There isn’t much better than having the day off of work, propping my feet up at 11am, and watching college football till midnight. The following week of kissing my wife’s ass so she doesn’t divorce me isn’t so great, but it’s a sacrifice I make every year. It’s not just football games. It’s football games I have had a month to read about. Games that have a myriad of story lines. This region playing that, the big school vs. the small school, and so on. The problem with the current line up of bowl games is they are competing with pregame shows about the playoffs, and that takes away from just how great they are.
Move Them To Labor Day!
With the playoffs, it’s a new world in college football. It’s time to think outside the box a bit. This year is the perfect year to discuss it, because we almost already have it. Lacking catchy titles named after fruit and flowers, we have a lot of great match-ups week one. Alabama vs. USC could be a Rose Bowl match up. Clemson vs. Auburn, LSU vs. Wisconsin and Kansas State vs. Stanford almost seem like rematches of bowl games from years gone by. Let’s just make it official. It doesn’t mean we have to stop playing the New Year’s bowls, but we could limit it to teams with winning records.
Lots of Options
There are a variety of scheduling options to choose from. The old way, where the bowl committee invites teams they think will generate buzz would be great. There could be a way to include the preseason AP poll, and slot set match-ups every year. My preferred option would be incorporating it into the playoff system. Guarantee the big 5 conference champs are playoff bound, and then have 3 at large spots for an 8 game playoff. That way no one gets butt hurt too bad by losing opening weekend in a clash of titans. No seasons ruined week one. The Big Bowls and their money could still get the key games early, thus a diminished New Year’s Rose Bowl of number 9 vs 13 isn’t so costly.
Conference Show Down
As I said, it’s a changing world. When I was a kid, no one cared how conferences fared. The joke here was I am a fan of Ohio State and whoever is playing Michigan. As recently as 2007, Buckeye fans cheered like the Super Bowl when Michigan lost to Appalachian State. I remember my dad turning beet red in the face, trying to explain that non conference losses to Big Ten schools cost the Buckeyes. The listener would nod for ten minutes as he tried to make his point, and then go back to the old joke. Well, now everyone roots for their conference. Why not settle it on the field?

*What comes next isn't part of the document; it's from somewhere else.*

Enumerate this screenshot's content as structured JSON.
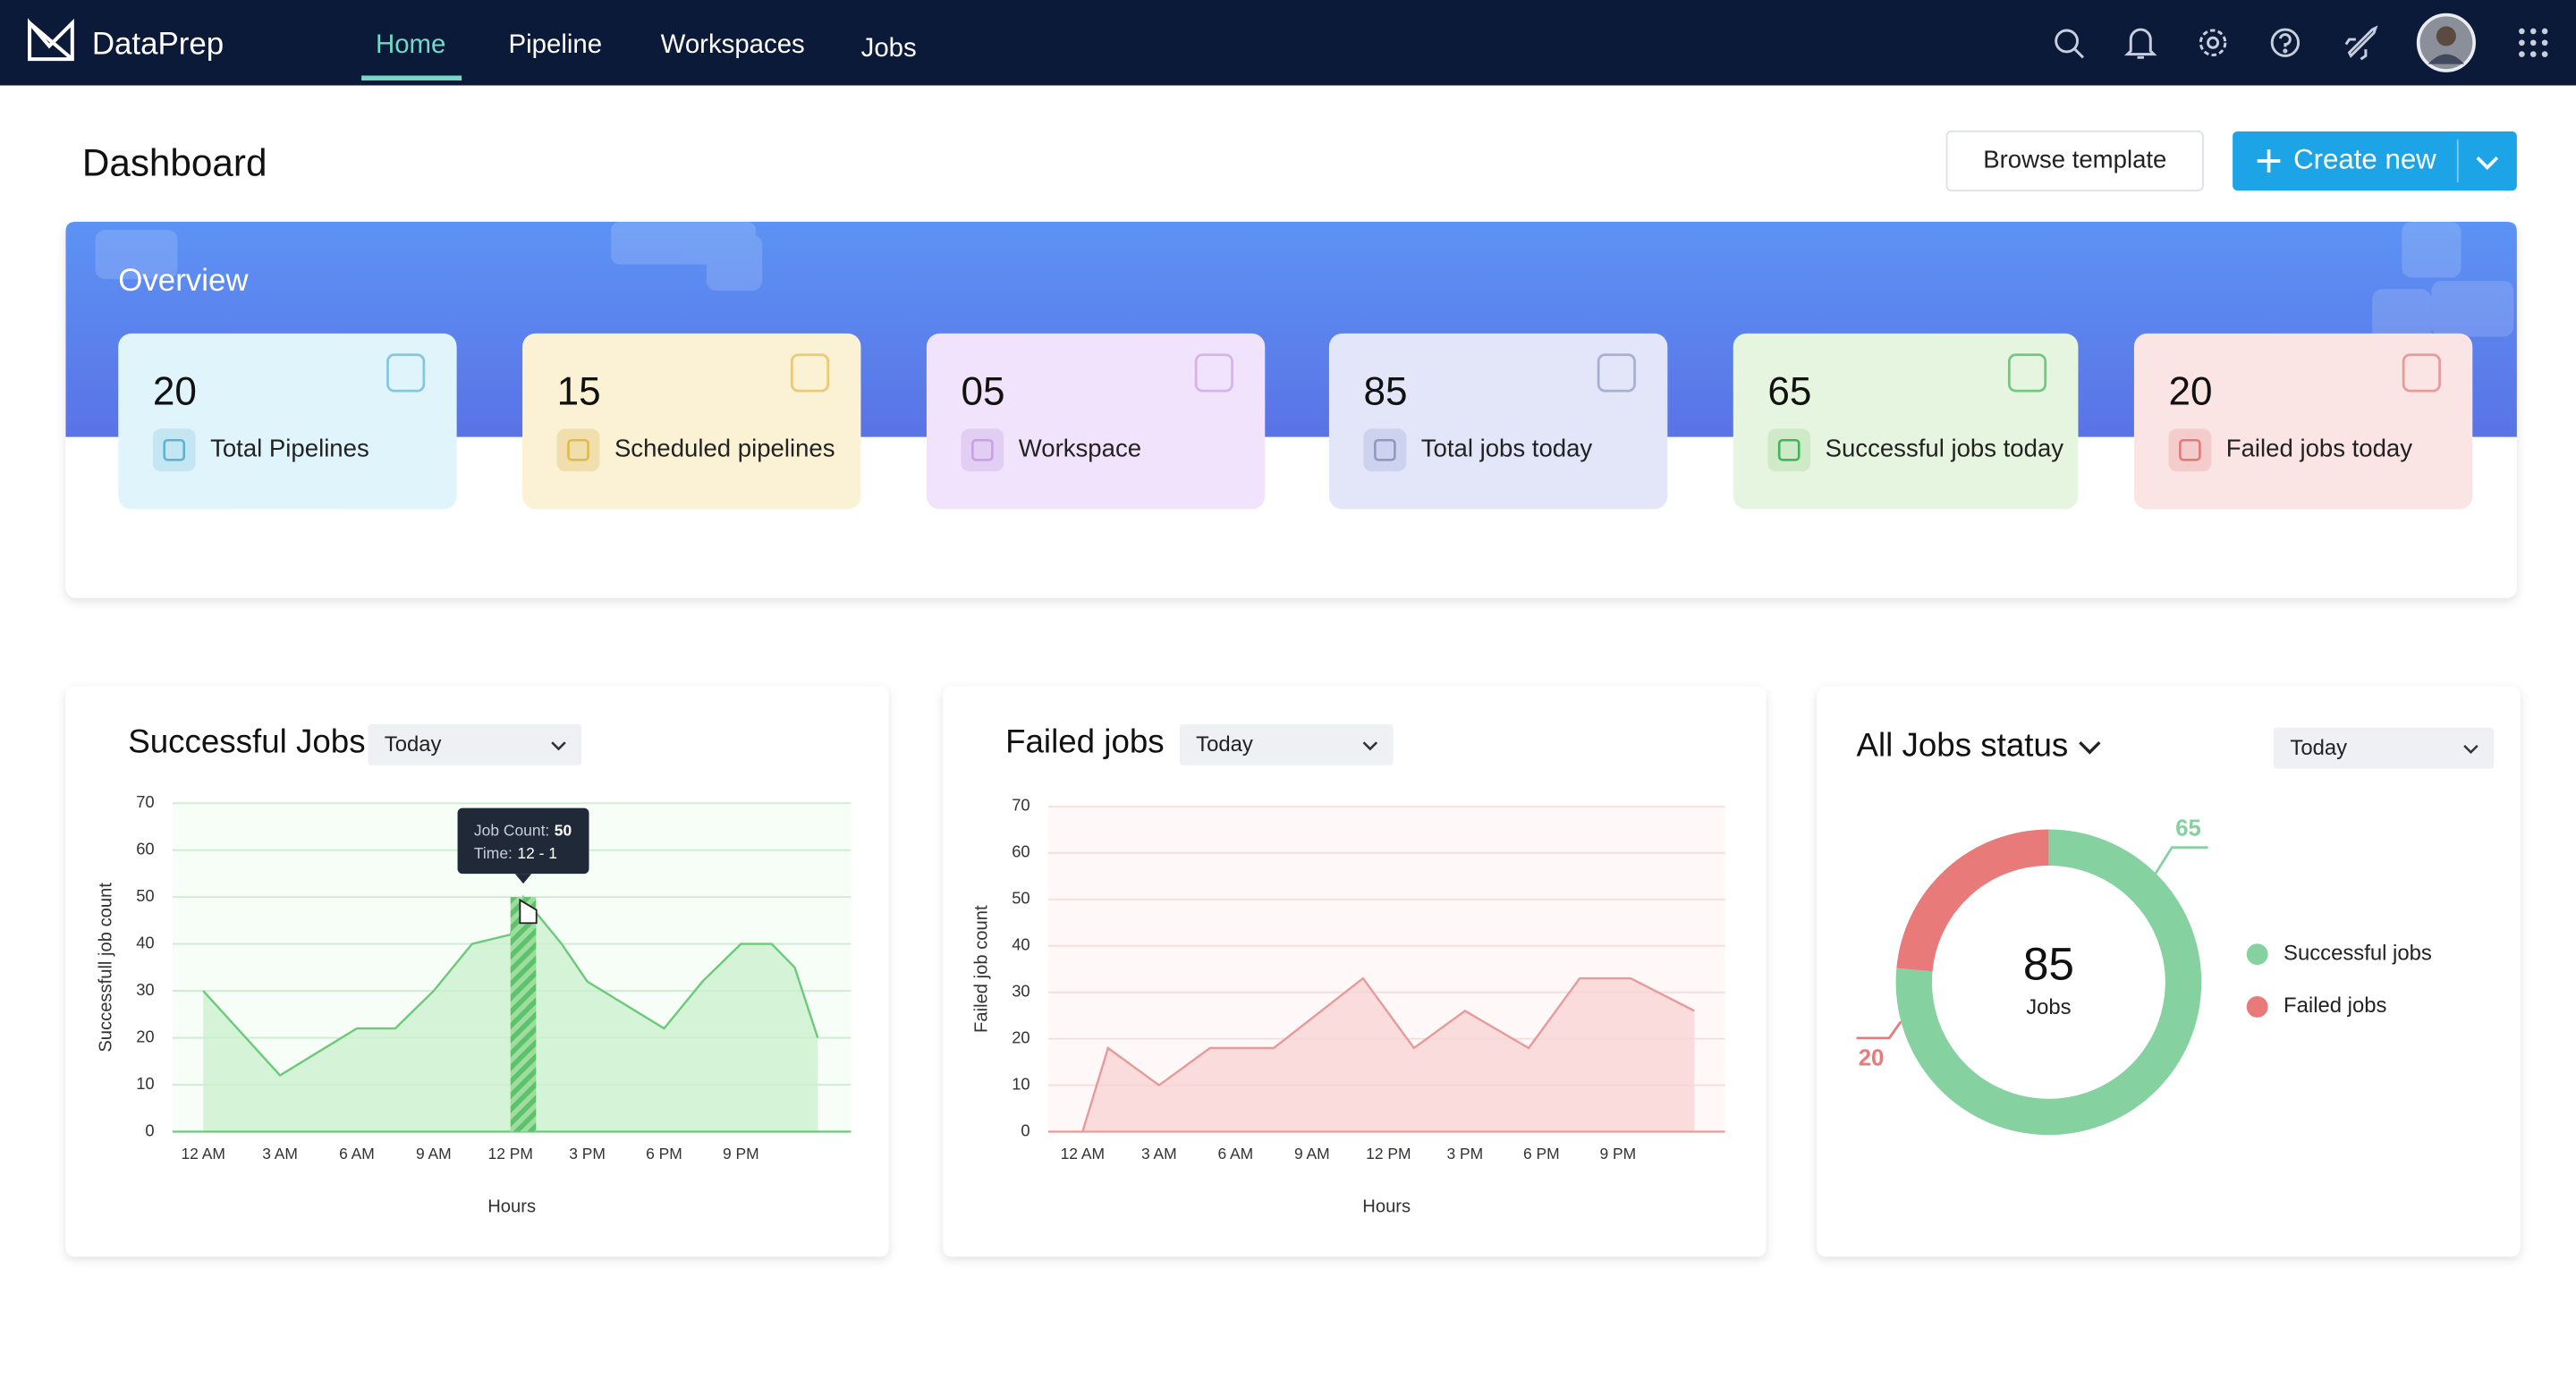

There are two ways it could be done. First, individual rotating head to head match-ups. A committee or the AP would rank each team in a conference, and then just play them based on seed. A point system could be implemented to weight the higher seed games a little more, but who wouldn’t tune into an Indiana vs Vandy match-up if the honor of the Big Ten and SEC was at stake? For the 6th conference, you could just use the non power 5 and the independents. The other option would be to compete the conferences in a point based challenge, with the number 1 from the Big Ten playing the number 1 from the SEC, then the number 2 from the Big Ten against the Pac 12 and so on. A rotation every year to insure different match-ups would be preferred, and a lot of math, which is why I am championing the head to head battles. A nice bonus to the latter plan, however, is the playoffs could be seeded based on the finish of the conferences, with the higher seed actually hosting a playoff came. It would give the “play in the snow” crowd what they want, plus let towns generate money that normally wouldn’t get to do so. Imagine the economic boost to Happy Valley if Penn State made the playoffs. Of course if the powers that be are worried about being able to handle the load of some of these smaller towns, the home field a venue could be of the conference’s choice, like Atlanta for the SEC.
The third option would be to do both, one at the beginning of the year, and one at the end, and just kill a lot of the meaningless regular season games at the beginning of the year. Before the first bowl weekend, you could have an exhibition game to give teams a chance to tune up before the season, and the smaller schools their paycheck. You could also do a smaller version of the conference bowl challenge at the end of the year(like Thanksgiving Day Weekend), with possibly the champ putting their team into the playoffs or some such thing.
It’s something to think about. Just don’t ask the wife, because I am sure she would say no.